Dia Internacional da Mulher
Assinala-se amanhã, dia 8 de março, o Dia Internacional da Mulher. Foi instituído pela Organização das Nações Unidas (ONU) em 1975, depois do objetivo da igualdade entre homens e mulheres ter estado com relevância nas agendas de forças políticas e sindicais progressistas e no debate académico e cultural, desde o início do século XX.
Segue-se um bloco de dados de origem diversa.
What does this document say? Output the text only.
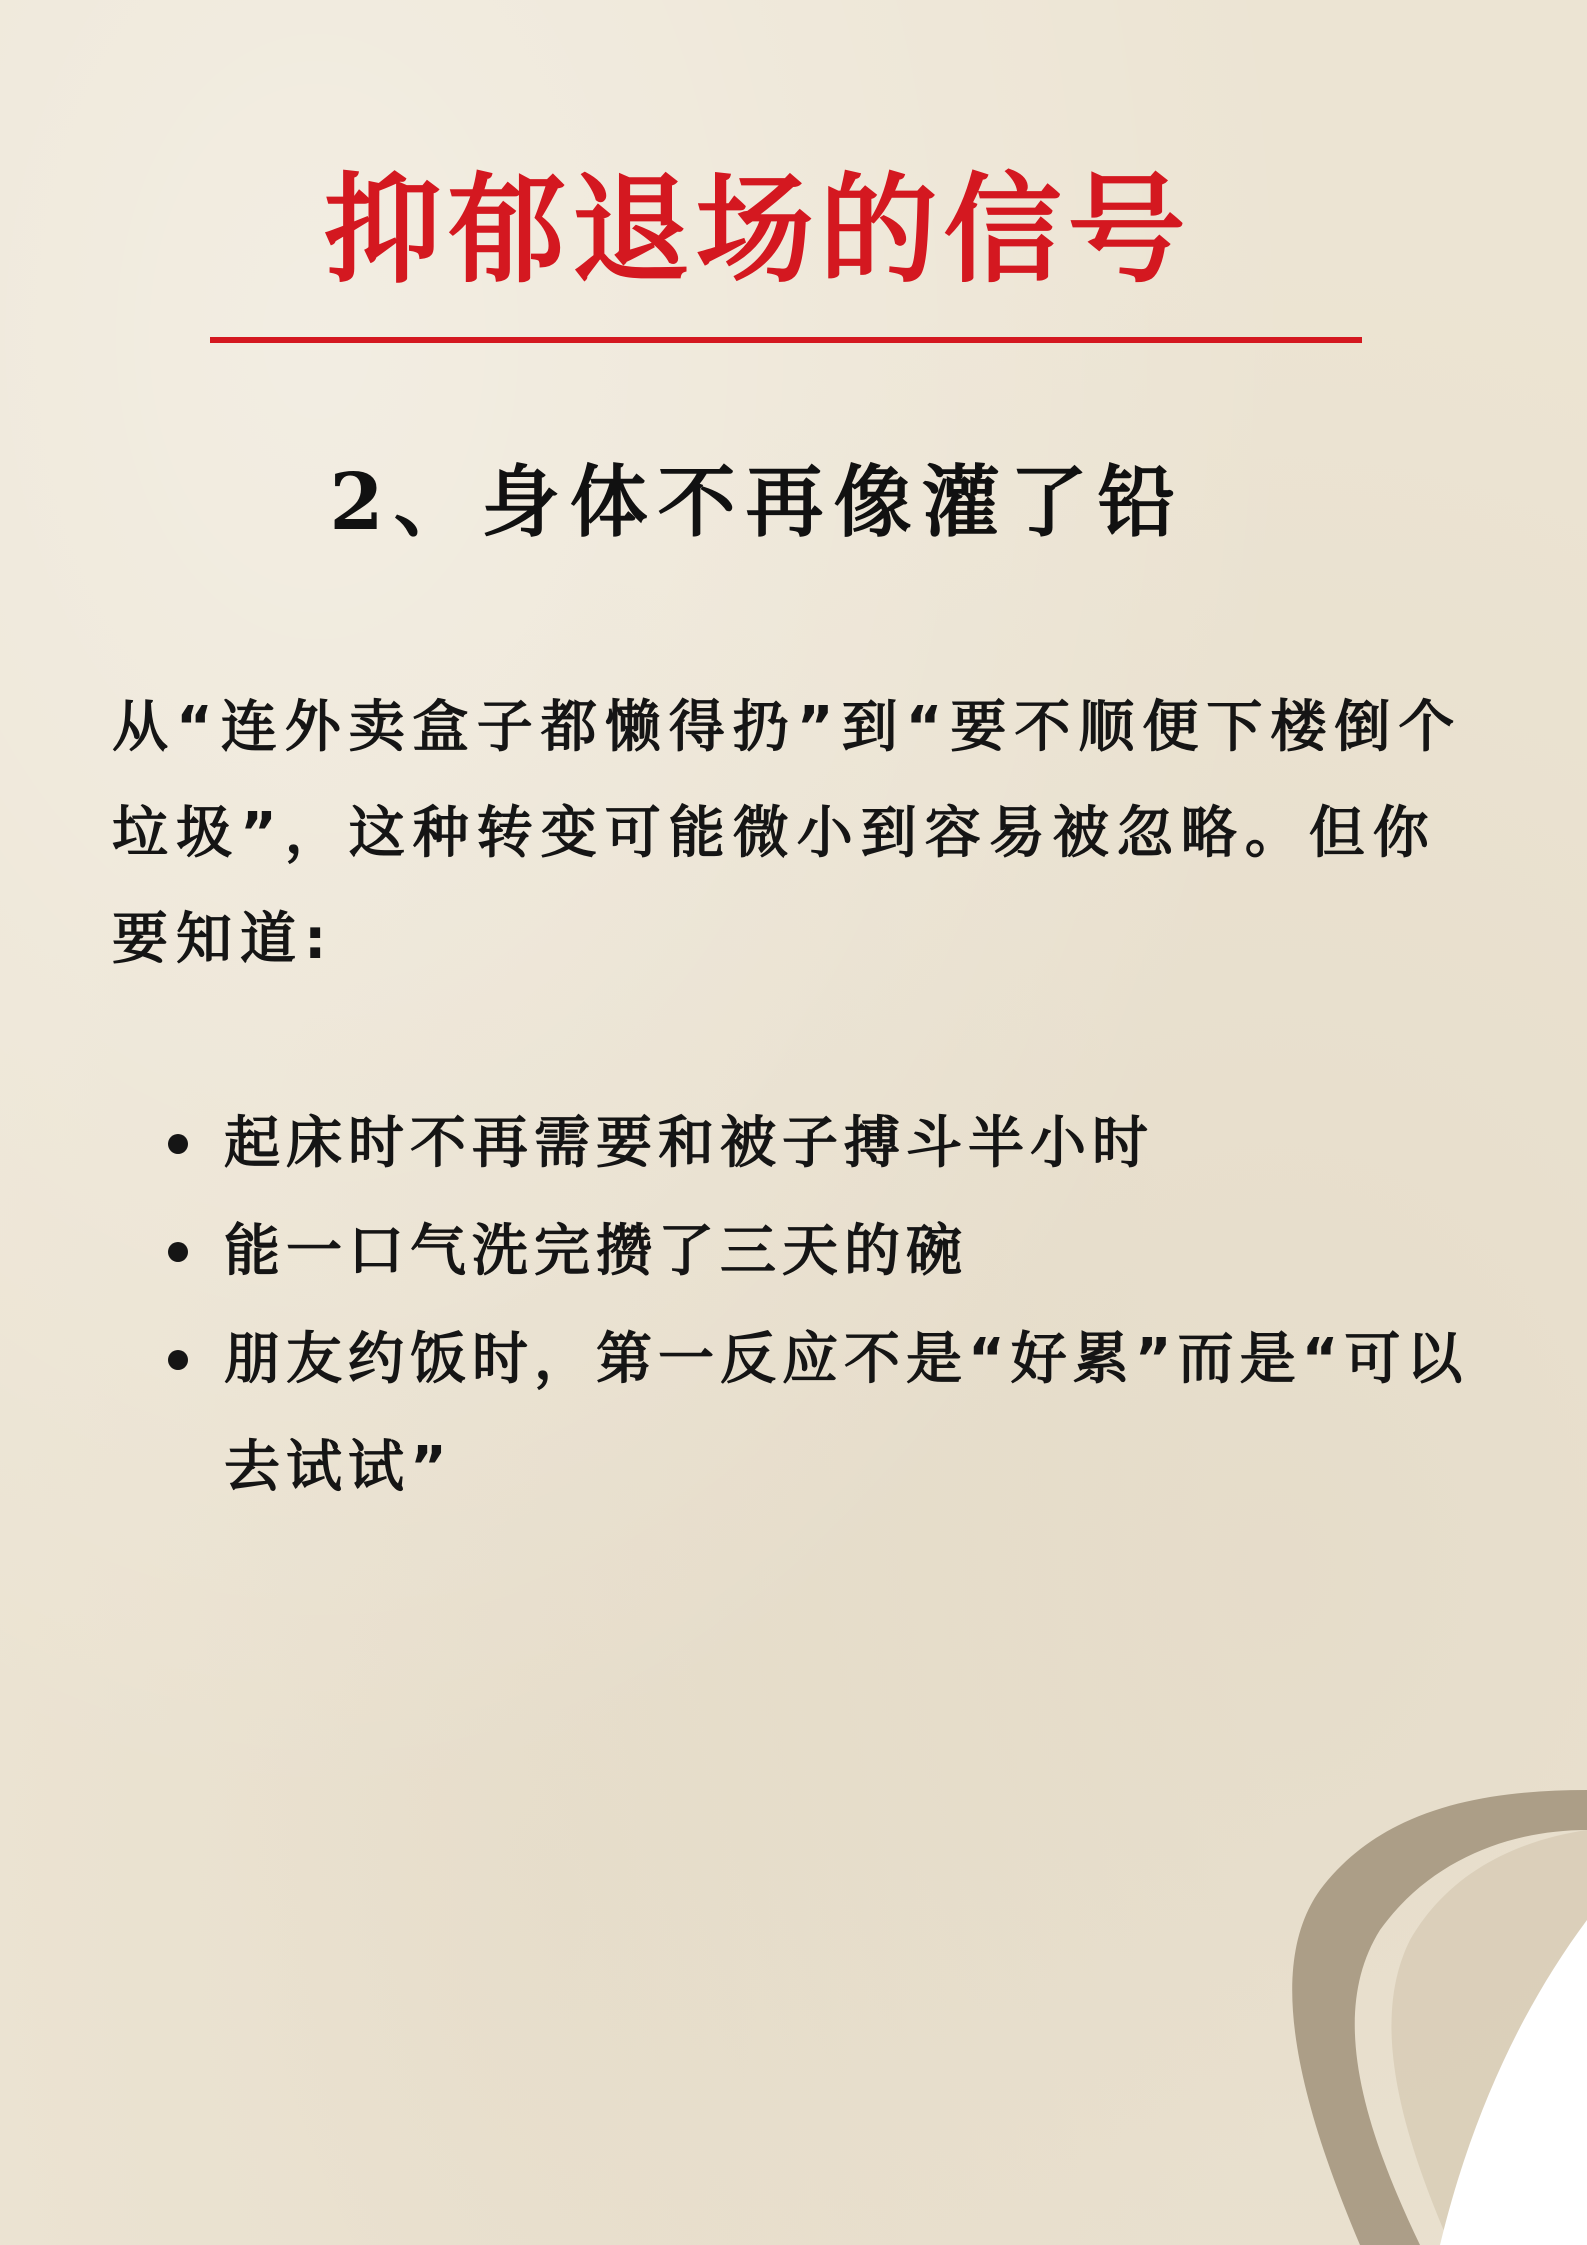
抑郁退场的信号
2、身体不再像灌了铅

从“连外卖盒子都懒得扔”到“要不顺便下楼倒个垃圾”，这种转变可能微小到容易被忽略。但你要知道:

起床时不再需要和被子搏斗半小时
能一口气洗完攒了三天的碗
朋友约饭时，第一反应不是“好累”而是“可以去试试”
Este ano, a Organização Internacional do Trabalho (OIT) assinala a data com um estudo de caraterísticas genéricas (abrangente) titulado "Towards pay equity: a comprehensive response to the gender pay gap". Para a OIT, "a segurança e saúde no trabalho são princípio e direito fundamental no trabalho", seguindo o que inscreve a Declaração Universal dos Direitos Humanos. Este estudo diz-nos que, para trabalho igual, as mulheres recebem menos 20% que os homens, e denuncia barreiras com que as mulheres se deparam "no acesso à saúde e a rendimentos". São mais atingidas as que têm filhos, as que pertencem a agregados familiares de baixos rendimentos, as que estão na economia informal. "Em países de rendimentos elevados", também são atingidas as que ocupam "cargos de gestão e liderança".
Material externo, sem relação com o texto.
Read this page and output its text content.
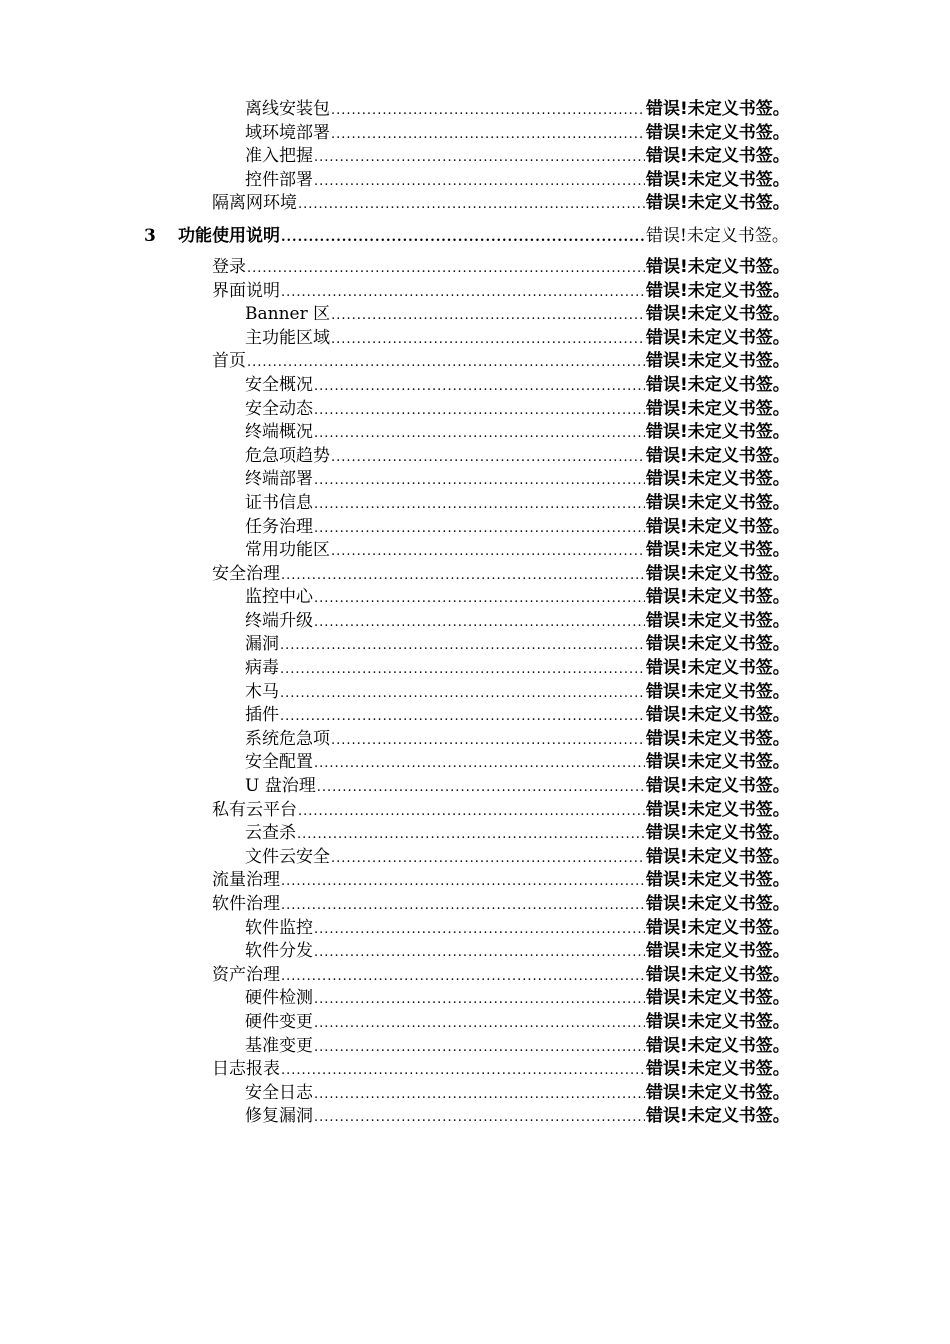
离线安装包 .....	错误!未定义书签。
域环境部署 .....	错误!未定义书签。
准入把握 .....	错误!未定义书签。
控件部署 .....	错误!未定义书签。
隔离网环境 .....	错误!未定义书签。
3 功能使用说明 .....	错误!未定义书签。
登录 .....	错误!未定义书签。
界面说明 .....	错误!未定义书签。
Banner 区 .....	错误!未定义书签。
主功能区域 .....	错误!未定义书签。
首页 .....	错误!未定义书签。
安全概况 .....	错误!未定义书签。
安全动态 .....	错误!未定义书签。
终端概况 .....	错误!未定义书签。
危急项趋势 .....	错误!未定义书签。
终端部署 .....	错误!未定义书签。
证书信息 .....	错误!未定义书签。
任务治理 .....	错误!未定义书签。
常用功能区 .....	错误!未定义书签。
安全治理 .....	错误!未定义书签。
监控中心 .....	错误!未定义书签。
终端升级 .....	错误!未定义书签。
漏洞 .....	错误!未定义书签。
病毒 .....	错误!未定义书签。
木马 .....	错误!未定义书签。
插件 .....	错误!未定义书签。
系统危急项 .....	错误!未定义书签。
安全配置 .....	错误!未定义书签。
U 盘治理 .....	错误!未定义书签。
私有云平台 .....	错误!未定义书签。
云查杀 .....	错误!未定义书签。
文件云安全 .....	错误!未定义书签。
流量治理 .....	错误!未定义书签。
软件治理 .....	错误!未定义书签。
软件监控 .....	错误!未定义书签。
软件分发 .....	错误!未定义书签。
资产治理 .....	错误!未定义书签。
硬件检测 .....	错误!未定义书签。
硬件变更 .....	错误!未定义书签。
基准变更 .....	错误!未定义书签。
日志报表 .....	错误!未定义书签。
安全日志 .....	错误!未定义书签。
修复漏洞 .....	错误!未定义书签。
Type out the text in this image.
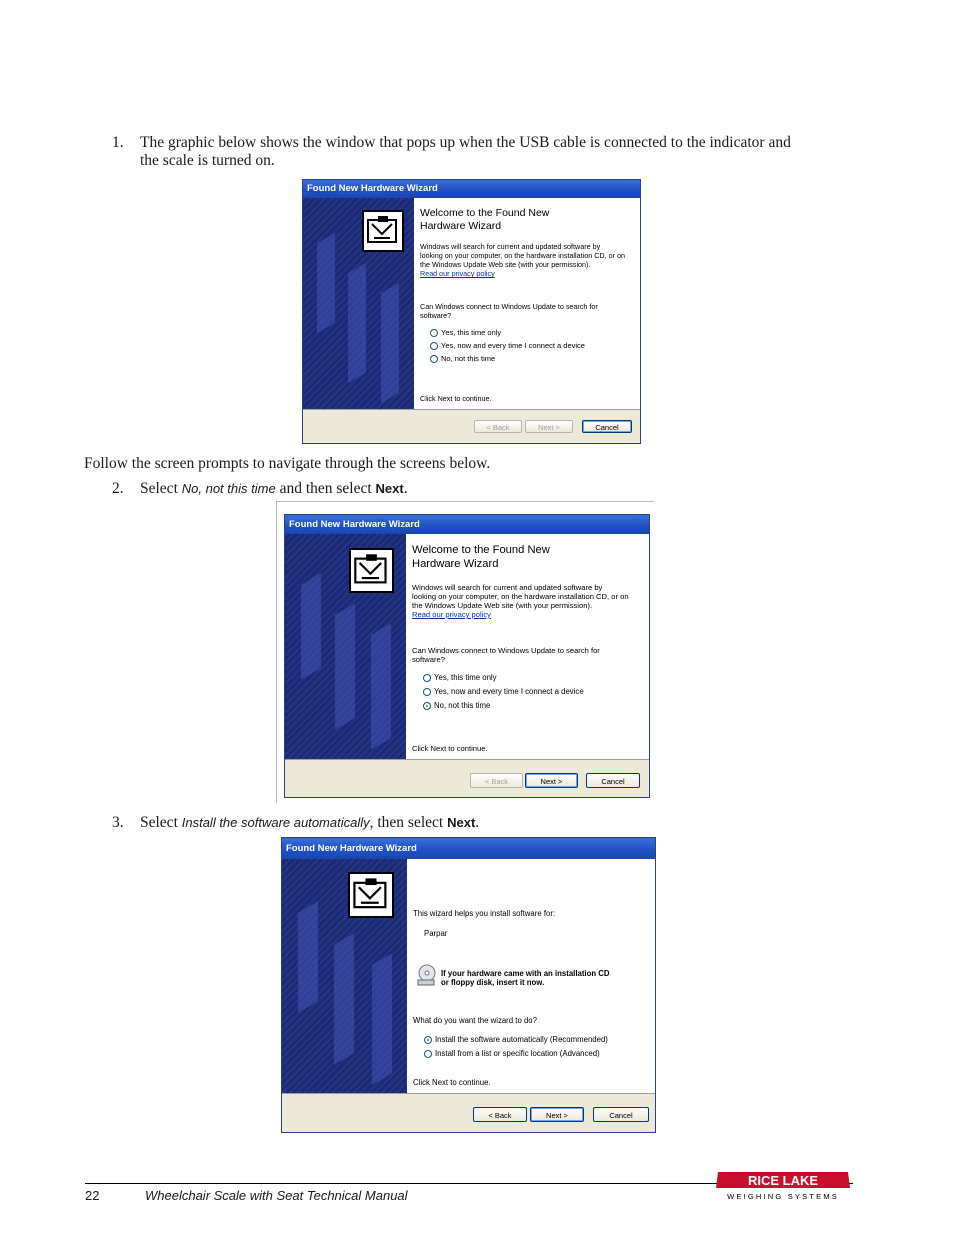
1. The graphic below shows the window that pops up when the USB cable is connected to the indicator and
the scale is turned on.
Found New Hardware Wizard
Welcome to the Found New
Hardware Wizard
Windows will search for current and updated software by
looking on your computer, on the hardware installation CD, or on
the Windows Update Web site (with your permission).
Read our privacy policy
Can Windows connect to Windows Update to search for
software?
Yes, this time only
Yes, now and every time I connect a device
No, not this time
Click Next to continue.
< Back	Next >	Cancel
Follow the screen prompts to navigate through the screens below.
2.	Select No, not this time and then select Next.
Found New Hardware Wizard
Welcome to the Found New
Hardware Wizard
Windows will search for current and updated software by
looking on your computer, on the hardware installation CD, or on
the Windows Update Web site (with your permission).
Read our privacy policy
Can Windows connect to Windows Update to search for
software?
Yes, this time only
Yes, now and every time I connect a device
No, not this time
Click Next to continue.
< Back	Next >	Cancel
3.	Select Install the software automatically, then select Next.
Found New Hardware Wizard
This wizard helps you install software for:
Parpar
If your hardware came with an installation CD
or floppy disk, insert it now.
What do you want the wizard to do?
Install the software automatically (Recommended)
Install from a list or specific location (Advanced)
Click Next to continue.
< Back	Next >	Cancel
22	Wheelchair Scale with Seat Technical Manual
RICE LAKE
WEIGHING SYSTEMS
Num outro estudo disponibilizado ontem pelo CoLABOR observa-se que, no nosso país, persistem outras "desigualdades significativas na qualidade do emprego. As mulheres apresentam níveis mais elevados de subemprego e de sobrequalificação", problema que pode estar a agravar-se face às limitações do perfil de especialização da economia e à desvalorização de salários e carreiras na Administração Pública. Além disso, observa-se que as desigualdades de género "mantêm uma natureza estrutural e sistémica, refletindo assimetrias sociais muito mais amplas".
Aquele estudo da OIT confirma que o progresso alcançado nas últimas décadas foi muito lento à escala global e que a utilização crescente de novos instrumentos de trabalho e de novas formas da sua organização e prestação vindos da digitalização, da robotização e da inteligência artificial, estão a ampliar a exploração da maioria dos trabalhadores, quando podiam dar origem a trabalho menos penoso, mais criativo e muito mais bem remunerado. Na economia das plataformas, os algoritmos utilizados no recrutamento e organização dos trabalhadores estão a promover baixas remunerações e precariedades e a introduzir fundamentos e mecanismos que discriminam mais as mulheres.
Mais uma vez a OIT nos alerta para o facto de os baixos salários, a precariedade e a informalidade económica afetarem negativamente as finanças públicas e, muito em particular, os sistemas de proteção social, ampliando a pobreza. O neoliberalismo económico faz orelhas moucas.
Este Dia Internacional da Mulher desafia-nos, pois, ao combate ao pacote laboral do Governo, a indignarmo-nos com os atropelos ao SNS, designadamente na área da obstetrícia, a denunciar as maldades das políticas migratórias da extrema-direita, credibilizadas pelo Governo.